Uma primeira questão que pode colocar-se reside em saber que solução serve melhor os interesses do concelho de Oliveira do Bairro: a pronúncia da Assembleia Municipal ou a da Unidade Técnica? No pressuposto de que só se gere bem aquilo que se conhece faz sentido que nos inclinemos para a Assembleia Municipal. Pensemos na Unidade Técnica a agregar, a partir de Lisboa, as freguesias de Bustos e Mamarrosa sem atender aos antecedentes históricos que determinaram a desanexação da primeira da freguesia-mãe em 1920. Bem sabemos que as relações entre as duas populações são cordiais e amistosas. Mas imaginemos essa agregação, ainda que por hipótese académica e que as instalações da futura junta de freguesia eram deslocalizadas de Bustos para a Mamarrosa. Não poderia tal decisão despertar alguns demónios porventura ainda adormecidos?
Mas pressionar a Assembleia Municipal a decidir exige que se pense previamente no seguinte: ao ser reconhecido, em todas as reuniões de esclarecimento, que estamos perante uma Lei de contornos muito discutíveis e ainda por cima cozinhada à revelia dos autarcas, ao assumir essa responsabilidade não está a Assembleia a legitimar uma Lei de que discorda frontalmente?

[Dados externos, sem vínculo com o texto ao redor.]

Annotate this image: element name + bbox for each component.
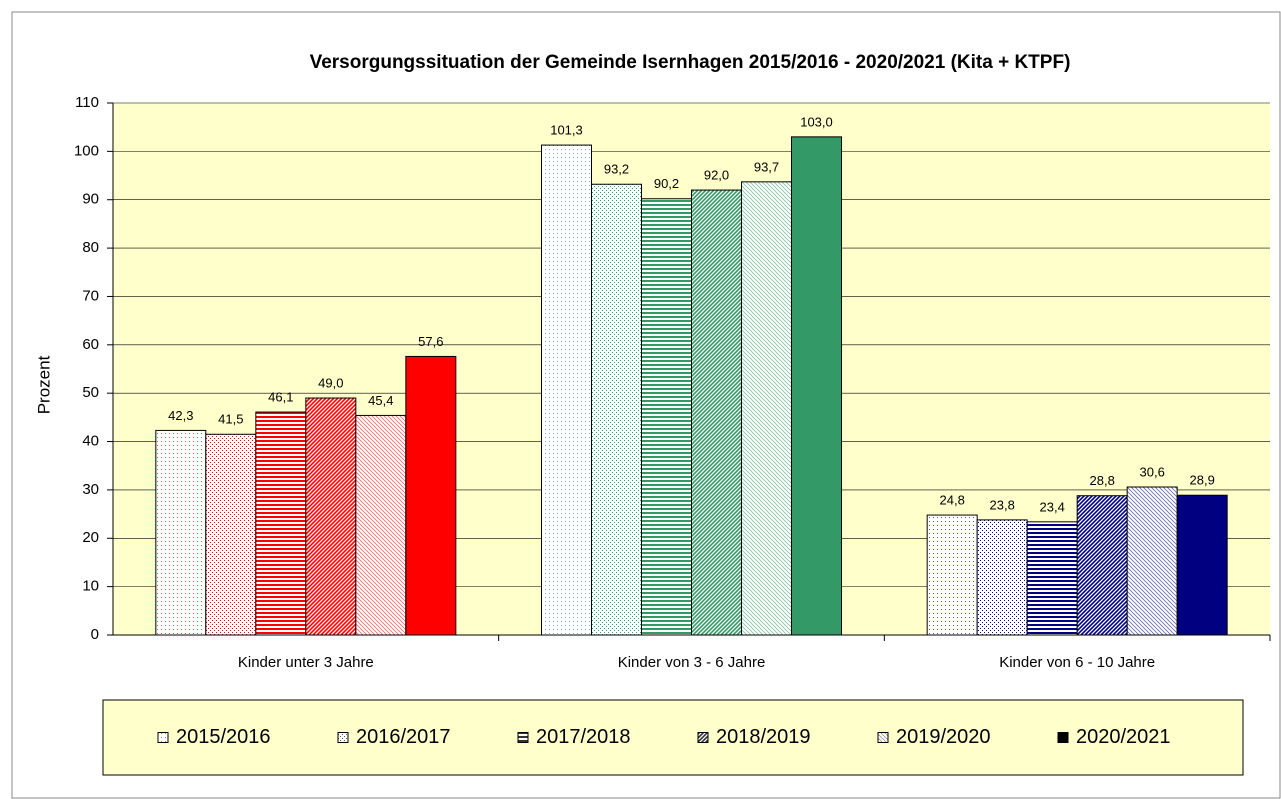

Não se duvida que na sua heterogeneidade a Assembleia Municipal trata todas as freguesia do concelho por igual. Obrigá-la a decidir as agregações é um pouco como obrigar um pai a decidir relativamente ao futuro dos seus filhos, sabendo de antemão que essa decisão vai certamente beneficiar uns e prejudicar os outros. Em suma, tal decisão – e decidir é desagradar - não deixa de configurar algum grau de violência. E perante isso apetece dizer: que fique com o odioso e arque com as responsabilidades e a ira das populações quem patrocinou estas medidas. Assim mesmo.
De nada vale elogiar o papel das freguesias e enaltecer as suas virtudes em prol do bem comum e ao mesmo tempo propor-lhes casamentos de conveniência de utilidade mais que duvidosa. Do que foi possível ouvir na reunião da Palhaça fica a ideia de que esta reforma dificilmente vai melhorar o serviço aos cidadãos ou a coesão das populações. Não é fácil assistir de ânimo leve à mais que provável extinção de freguesias que nos habituámos a ver recuperar, cuidar e manter vivas práticas culturais diferenciadoras. Com esta organização territorial muitas freguesias são discriminadas negativamente, ao verem desprezados o seu património material e imaterial.
Será ainda possível alterar ou revogar esta lei? Seja qual for a resposta, esperemos ao menos que o marketing político não prevaleça sobre a racionalidade das escolhas.